I assure the noble Lord that the power of entry is a power to enter a “neighbouring land” to carry out functions under Part 8 of the Act. The term “the neighbouring land” means the land on which the high hedge is situated—effectively someone’s garden. A local authority must give 24 hours’ notice of its intended entry and, if the land is unoccupied, leave it as effectively secured as it was found. I stress to the noble Lord that there is clear guidance on GOV.UK for local authorities in exercising their powers. The Government will keep this guidance under review.
In the absence of disputes being resolved by neighbours themselves—as the noble Baroness has said—amicably between the parties, it is possible that there are remedial powers to step in and require the offending property owner to take action. Where they fail to do so, it is also right that the local authority should be able to undertake the remedial work itself and charge the householder concerned. To do this, it is necessary to undertake the niche point of entering someone’s garden to examine the fence or hedge or to erect a platform on the highway to do the same.

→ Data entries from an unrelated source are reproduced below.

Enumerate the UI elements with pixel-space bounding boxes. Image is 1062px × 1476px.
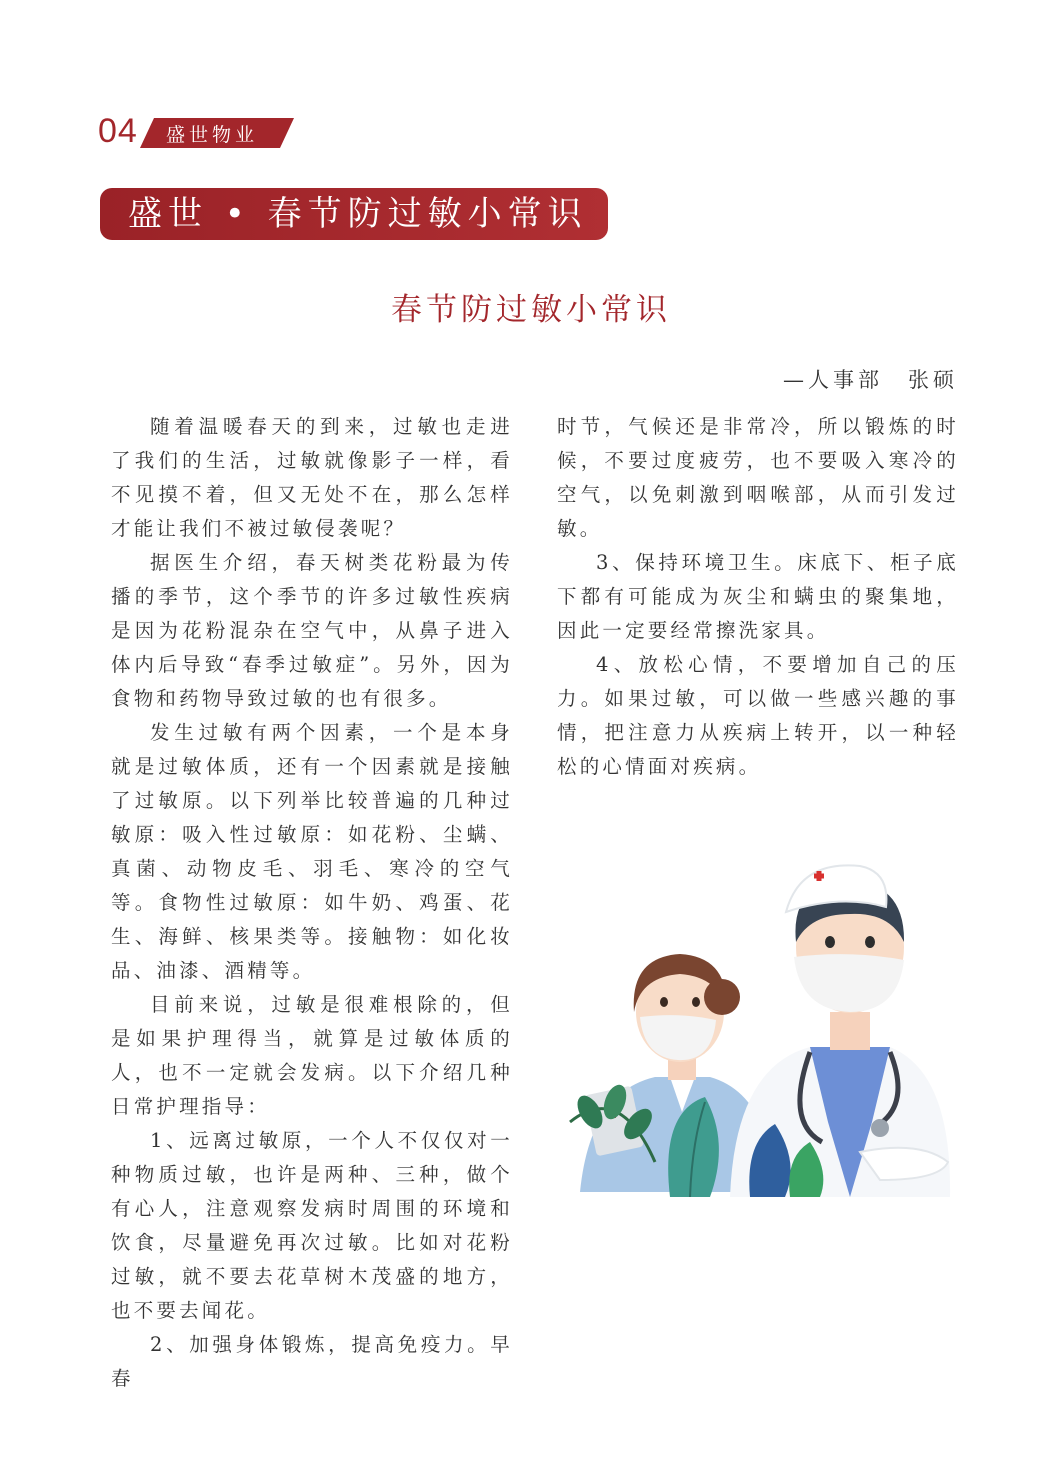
paragraph: 据医生介绍，春天树类花粉最为传播的季节，这个季节的许多过敏性疾病是因为花粉混杂在空气中，从鼻子进入体内后导致“春季过敏症”。另外，因为食物和药物导致过敏的也有很多。	[111, 551, 513, 710]
doctor-nurse-illustration	[560, 862, 960, 1207]
paragraph: 1、远离过敏原，一个人不仅仅对一种物质过敏，也许是两种、三种，做个有心人，注意观察发病时周围的环境和饮食，尽量避免再次过敏。比如对花粉过敏，就不要去花草树木茂盛的地方，也不要去闻花。	[111, 1129, 513, 1322]
paragraph: 随着温暖春天的到来，过敏也走进了我们的生活，过敏就像影子一样，看不见摸不着，但又无处不在，那么怎样才能让我们不被过敏侵袭呢？	[111, 415, 513, 540]
byline: —人事部 张硕	[783, 368, 958, 392]
section-banner-title: 盛世 • 春节防过敏小常识	[128, 194, 588, 234]
paragraph: 目前来说，过敏是很难根除的，但是如果护理得当，就算是过敏体质的人，也不一定就会发病。以下介绍几种日常护理指导：	[111, 993, 513, 1118]
article-title: 春节防过敏小常识	[391, 292, 671, 328]
paragraph: 2、加强身体锻炼，提高免疫力。早春	[111, 1333, 513, 1390]
paragraph: 发生过敏有两个因素，一个是本身就是过敏体质，还有一个因素就是接触了过敏原。以下列举比较普遍的几种过敏原：吸入性过敏原：如花粉、尘螨、真菌、动物皮毛、羽毛、寒冷的空气等。食物性过敏原：如牛奶、鸡蛋、花生、海鲜、核果类等。接触物：如化妆品、油漆、酒精等。	[111, 721, 513, 982]
paragraph: 4、放松心情，不要增加自己的压力。如果过敏，可以做一些感兴趣的事情，把注意力从疾病上转开，以一种轻松的心情面对疾病。	[557, 653, 959, 778]
paragraph: 3、保持环境卫生。床底下、柜子底下都有可能成为灰尘和螨虫的聚集地，因此一定要经常擦洗家具。	[557, 551, 959, 642]
page-number: 04	[98, 112, 138, 150]
right-column	[557, 410, 959, 784]
magazine-name: 盛世物业	[166, 124, 259, 146]
paragraph-continuation: 时节，气候还是非常冷，所以锻炼的时候，不要过度疲劳，也不要吸入寒冷的空气，以免刺激到咽喉部，从而引发过敏。	[557, 415, 959, 540]
left-column	[111, 410, 513, 1396]
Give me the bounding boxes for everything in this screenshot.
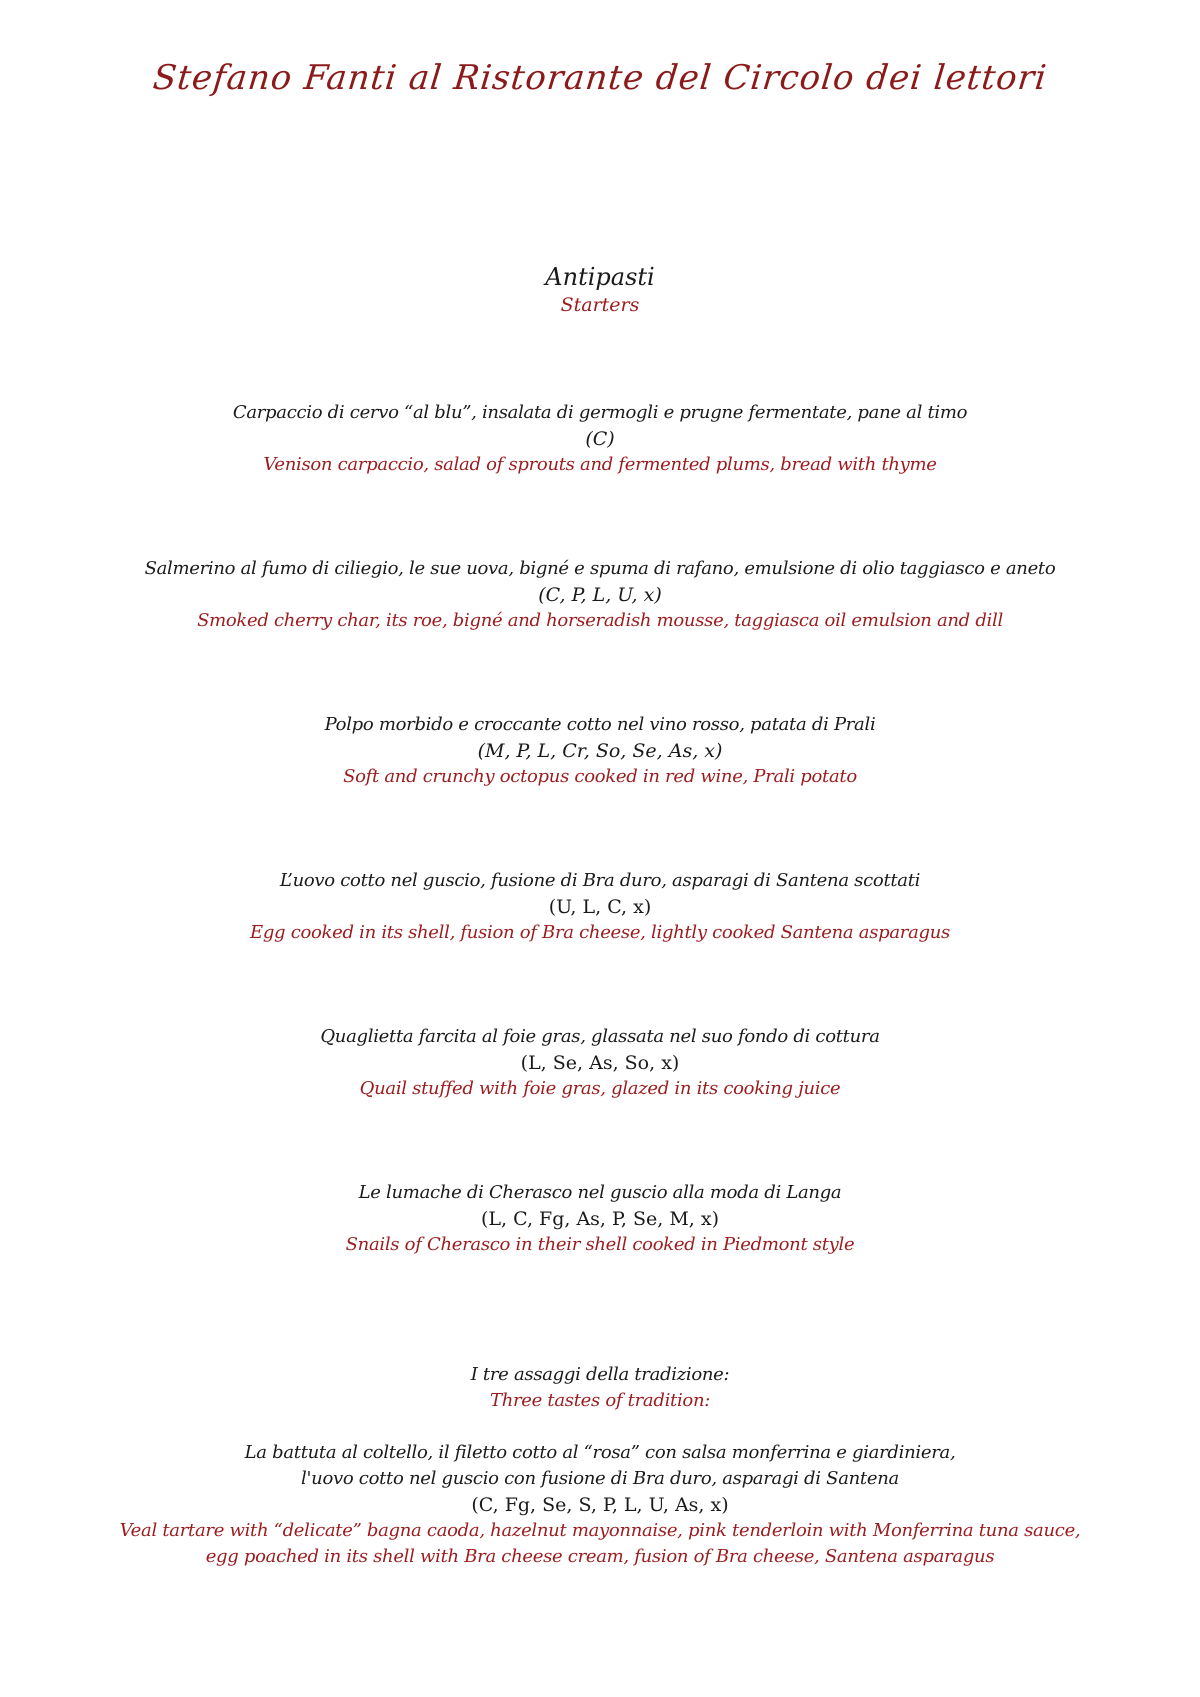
dish-name-english: Smoked cherry char, its roe, bigné and horseradish mousse, taggiasca oil emulsion and dill xyxy=(197,610,1003,631)
tradition-dish xyxy=(0,1440,1200,1570)
dish-name-english: Egg cooked in its shell, fusion of Bra cheese, lightly cooked Santena asparagus xyxy=(249,922,950,943)
section-heading xyxy=(0,262,1200,318)
section-title-english: Starters xyxy=(560,294,640,316)
dish-name-italian: Carpaccio di cervo “al blu”, insalata di germogli e prugne fermentate, pane al timo xyxy=(232,402,968,423)
dish-item xyxy=(0,712,1200,790)
tradition-english-line-1: Veal tartare with “delicate” bagna caoda, hazelnut mayonnaise, pink tenderloin with Monferrina tuna sauce, xyxy=(119,1520,1081,1541)
dish-allergens: (C, P, L, U, x) xyxy=(538,584,662,606)
dish-name-italian: Polpo morbido e croccante cotto nel vino rosso, patata di Prali xyxy=(324,714,876,735)
tradition-english-line-2: egg poached in its shell with Bra cheese cream, fusion of Bra cheese, Santena asparagus xyxy=(205,1546,995,1567)
dish-item xyxy=(0,556,1200,634)
dish-item xyxy=(0,400,1200,478)
dish-name-english: Soft and crunchy octopus cooked in red wine, Prali potato xyxy=(343,766,857,787)
tradition-heading-italian: I tre assaggi della tradizione: xyxy=(470,1364,730,1385)
dish-name-italian: L’uovo cotto nel guscio, fusione di Bra duro, asparagi di Santena scottati xyxy=(279,870,921,891)
tradition-heading xyxy=(0,1362,1200,1414)
dish-name-english: Quail stuffed with foie gras, glazed in its cooking juice xyxy=(359,1078,841,1099)
tradition-italian-line-2: l'uovo cotto nel guscio con fusione di Bra duro, asparagi di Santena xyxy=(301,1468,899,1489)
dish-item xyxy=(0,1024,1200,1102)
section-title-italian: Antipasti xyxy=(545,263,655,291)
dish-name-italian: Le lumache di Cherasco nel guscio alla moda di Langa xyxy=(358,1182,842,1203)
tradition-allergens: (C, Fg, Se, S, P, L, U, As, x) xyxy=(471,1494,729,1516)
tradition-italian-line-1: La battuta al coltello, il filetto cotto al “rosa” con salsa monferrina e giardiniera, xyxy=(244,1442,956,1463)
dish-name-english: Snails of Cherasco in their shell cooked in Piedmont style xyxy=(345,1234,855,1255)
dish-item xyxy=(0,868,1200,946)
dish-name-italian: Quaglietta farcita al foie gras, glassata nel suo fondo di cottura xyxy=(320,1026,880,1047)
dish-allergens: (L, Se, As, So, x) xyxy=(520,1052,680,1074)
dish-allergens: (U, L, C, x) xyxy=(548,896,652,918)
dish-name-italian: Salmerino al fumo di ciliegio, le sue uova, bigné e spuma di rafano, emulsione di olio taggiasco e aneto xyxy=(144,558,1056,579)
dish-allergens: (M, P, L, Cr, So, Se, As, x) xyxy=(477,740,723,762)
dish-allergens: (L, C, Fg, As, P, Se, M, x) xyxy=(480,1208,720,1230)
dish-allergens: (C) xyxy=(585,428,615,450)
tradition-heading-english: Three tastes of tradition: xyxy=(489,1390,711,1411)
dish-name-english: Venison carpaccio, salad of sprouts and fermented plums, bread with thyme xyxy=(263,454,937,475)
dish-item xyxy=(0,1180,1200,1258)
restaurant-title: Stefano Fanti al Ristorante del Circolo dei lettori xyxy=(151,58,1049,98)
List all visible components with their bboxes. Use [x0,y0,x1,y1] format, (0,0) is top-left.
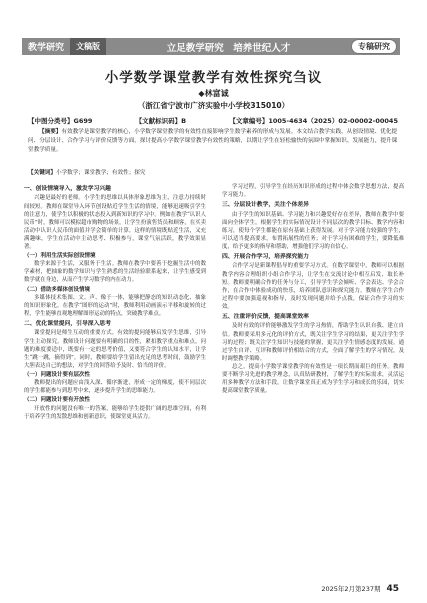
paragraph: 教师提出的问题应由浅入深、循序渐进，形成一定的梯度，使不同层次的学生都能参与到思考中来，逐步提升学生的思维能力。 [24,380,206,395]
paragraph: 数学来源于生活，又服务于生活。教师在教学中要善于挖掘生活中的数学素材，把抽象的数学知识与学生熟悉的生活经验联系起来，让学生感受到数学就在身边，从而产生学习数学的内在动力。 [24,261,206,284]
column-badge: 专稿研究 [351,39,397,54]
header-slogan: 立足教学研究 培养世纪人才 [166,42,291,54]
paragraph: 多媒体技术集图、文、声、像于一体，能够把静态的知识动态化、抽象的知识形象化。在教学“图形的运动”时，教师利用动画演示平移和旋转的过程，学生能够直观地理解图形运动的特点，突破教学难点。 [24,294,206,317]
section-heading: 一、创设情境导入，激发学习兴趣 [24,186,111,192]
subsection-label: 文稿版 [70,38,106,55]
keywords-label: 【关键词】 [28,170,56,176]
clc-number: 【中图分类号】G699 [28,117,93,125]
article-id: 【文章编号】1005-4634（2025）02-00002-00045 [229,117,398,125]
paragraph: 合作学习是新课程倡导的重要学习方式。在数学课堂中，教师可以根据教学内容合理组织小组合作学习，让学生在交流讨论中相互启发、取长补短。教师要明确合作的任务与分工，引导学生学会倾听、学会表达、学会合作，在合作中体验成功的快乐，培养团队意识和探究能力。教师在学生合作过程中要加强巡视和指导，及时发现问题并给予点拨，保证合作学习的实效。 [222,263,404,310]
abstract-label: 【摘要】 [39,129,62,135]
section-heading: 五、注重评价反馈，提高课堂效率 [222,314,309,321]
article-affiliation: （浙江省宁波市广济实验中小学校315010） [137,101,290,110]
body-column-left [24,183,206,575]
article-title: 小学数学课堂教学有效性探究刍议 [104,70,323,86]
subsection-heading: （一）利用生活实际创设情境 [24,253,96,260]
paragraph: 开放性的问题没有唯一的答案，能够给学生提供广阔的思维空间，有利于培养学生的发散思维和创新意识，使课堂更具活力。 [24,405,206,420]
abstract-text: 有效教学是课堂教学的核心，小学数学课堂教学的有效性直接影响学生数学素养的形成与发展。本文结合教学实践，从创设情境、优化提问、分层设计、合作学习与评价反馈等方面，探讨提高小学数学课堂教学有效性的策略，以期让学生在轻松愉快的氛围中掌握知识、发展能力，提升课堂教学质量。 [28,129,398,154]
subsection-heading: （一）问题设计要有层次性 [24,371,91,378]
section-label: 教学研究 [28,43,65,53]
paragraph: 课堂提问是师生互动的重要方式。有效的提问能够启发学生思维，引导学生主动探究。教师设计问题要有明确的目的性，紧扣教学重点和难点，问题的难度要适中，既要有一定的思考价值，又要符合学生的认知水平，让学生“跳一跳，摘得到”。同时，教师要给学生留出充足的思考时间，鼓励学生大胆表达自己的想法，对学生的回答给予及时、恰当的评价。 [24,330,206,369]
paragraph: 兴趣是最好的老师。小学生的思维以具体形象思维为主，注意力持续时间较短。教师在课堂导入环节创设贴近学生生活的情境，能够迅速吸引学生的注意力，使学生以积极的状态投入到新知识的学习中。例如在教学“认识人民币”时，教师可以模拟超市购物的场景，让学生扮演售货员和顾客，在买卖活动中认识人民币的面值并学会简单的计算。这样的情境既贴近生活，又充满趣味，学生在活动中主动思考、积极参与，课堂气氛活跃，教学效果显著。 [24,195,206,250]
paragraph: 及时有效的评价能够激发学生的学习热情，帮助学生认识自我、建立自信。教师要采用多元化的评价方式，既关注学生学习的结果，更关注学生学习的过程；既关注学生知识与技能的掌握，更关注学生情感态度的发展。通过学生自评、互评和教师评价相结合的方式，全面了解学生的学习情况，及时调整教学策略。 [222,323,404,362]
section-heading: 三、分层设计教学，关注个体差异 [222,202,309,209]
page-number: 45 [386,584,399,594]
journal-header [22,38,400,55]
abstract [28,128,400,156]
subsection-heading: （二）问题设计要有开放性 [24,397,91,404]
paragraph: 总之，提高小学数学课堂教学的有效性是一项长期而艰巨的任务。教师要不断学习先进的教学理念，认真钻研教材，了解学生的实际需求，灵活运用多种教学方法和手段，让数学课堂真正成为学生学习和成长的乐园，切实提高课堂教学质量。 [222,363,404,395]
article-author: ◆林富诚 [198,89,229,98]
paragraph: 学习过程，引导学生在经历知识形成的过程中体会数学思想方法，提高学习能力。 [222,184,404,199]
article-meta [28,116,398,125]
document-code: 【文献标识码】B [135,117,187,125]
keywords-text: 小学数学；课堂教学；有效性；探究 [55,170,146,176]
subsection-heading: （二）借助多媒体创设情境 [24,286,91,293]
section-heading: 四、开展合作学习，培养探究能力 [222,254,309,261]
issue-info: 2025年2月第237期 [321,585,381,593]
body-column-right [222,183,404,575]
page-footer [321,584,399,594]
section-heading: 二、优化课堂提问，引导深入思考 [24,321,111,328]
keywords [28,169,400,178]
paragraph: 由于学生的知识基础、学习能力和兴趣爱好存在差异，教师在教学中要面向全体学生，根据学生的实际情况设计不同层次的教学目标、教学内容和练习，使每个学生都能在原有基础上获得发展。对于学习能力较强的学生，可以适当提高要求，布置拓展性的任务；对于学习有困难的学生，要降低难度，给予更多的指导和帮助，增强他们学习的自信心。 [222,211,404,250]
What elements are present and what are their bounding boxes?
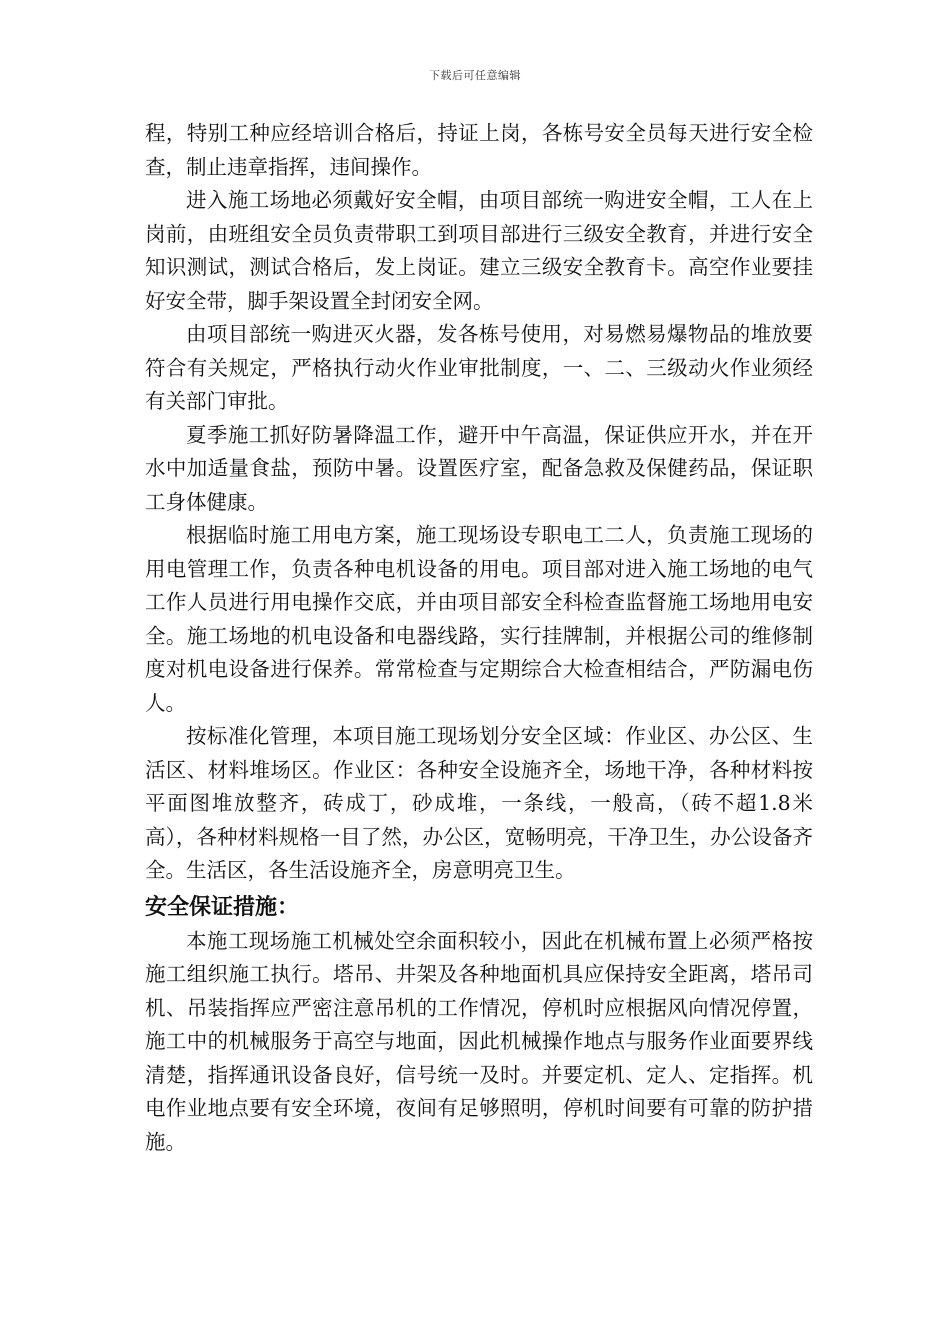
body-text bbox=[145, 117, 813, 1159]
section-heading: 安全保证措施： bbox=[145, 894, 300, 920]
paragraph-continuation: 程，特别工种应经培训合格后，持证上岗，各栋号安全员每天进行安全检查，制止违章指挥，违间操作。 bbox=[145, 121, 813, 179]
header-note: 下载后可任意编辑 bbox=[429, 69, 521, 82]
paragraph-zoning: 按标准化管理，本项目施工现场划分安全区域：作业区、办公区、生活区、材料堆场区。作业区：各种安全设施齐全，场地干净，各种材料按平面图堆放整齐，砖成丁，砂成堆，一条线，一般高，（砖不超1.8米高），各种材料规格一目了然，办公区，宽畅明亮，干净卫生，办公设备齐全。生活区，各生活设施齐全，房意明亮卫生。 bbox=[145, 724, 813, 882]
paragraph-summer-heat: 夏季施工抓好防暑降温工作，避开中午高温，保证供应开水，并在开水中加适量食盐，预防中暑。设置医疗室，配备急救及保健药品，保证职工身体健康。 bbox=[145, 422, 813, 514]
paragraph-safety-helmet: 进入施工场地必须戴好安全帽，由项目部统一购进安全帽，工人在上岗前，由班组安全员负责带职工到项目部进行三级安全教育，并进行安全知识测试，测试合格后，发上岗证。建立三级安全教育卡。高空作业要挂好安全带，脚手架设置全封闭安全网。 bbox=[145, 188, 813, 313]
paragraph-machinery: 本施工现场施工机械处空余面积较小，因此在机械布置上必须严格按施工组织施工执行。塔吊、井架及各种地面机具应保持安全距离，塔吊司机、吊装指挥应严密注意吊机的工作情况，停机时应根据风向情况停置，施工中的机械服务于高空与地面，因此机械操作地点与服务作业面要界线清楚，指挥通讯设备良好，信号统一及时。并要定机、定人、定指挥。机电作业地点要有安全环境，夜间有足够照明，停机时间要有可靠的防护措施。 bbox=[145, 928, 813, 1154]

If we accepted the proposal from the noble Lord, Lord Cameron, today, I do not know how local authorities would be able to assess in terms of the legislation under the Act. If he says he does not believe the legislation under the Act is appropriate, and we should not have high hedges legislation, that is a different point. If we do have that legislation, then we need a mechanism whereby the local council can enter a premises. There might well be occasions where the local council must do that because relations have broken down to such an extent that only the local council can resolve it, and therefore it must undertake entry into a person’s garden or erect a platform to assess the issue in the first place. That is not a gross invasion of a householder’s property; it is a sensible resolution by a third party—given the powers to do so under the 2003 Act—to resolve an issue that neighbours have not been able to resolve.
The local council may resolve the complaint in favour of the complainant or in favour of the person with the high hedge; that is a matter for them. But if the council does not have access to the property to do that, then the niche discussion will be about not being able to resolve the problem, so I hope the noble Lord will withdraw his amendment.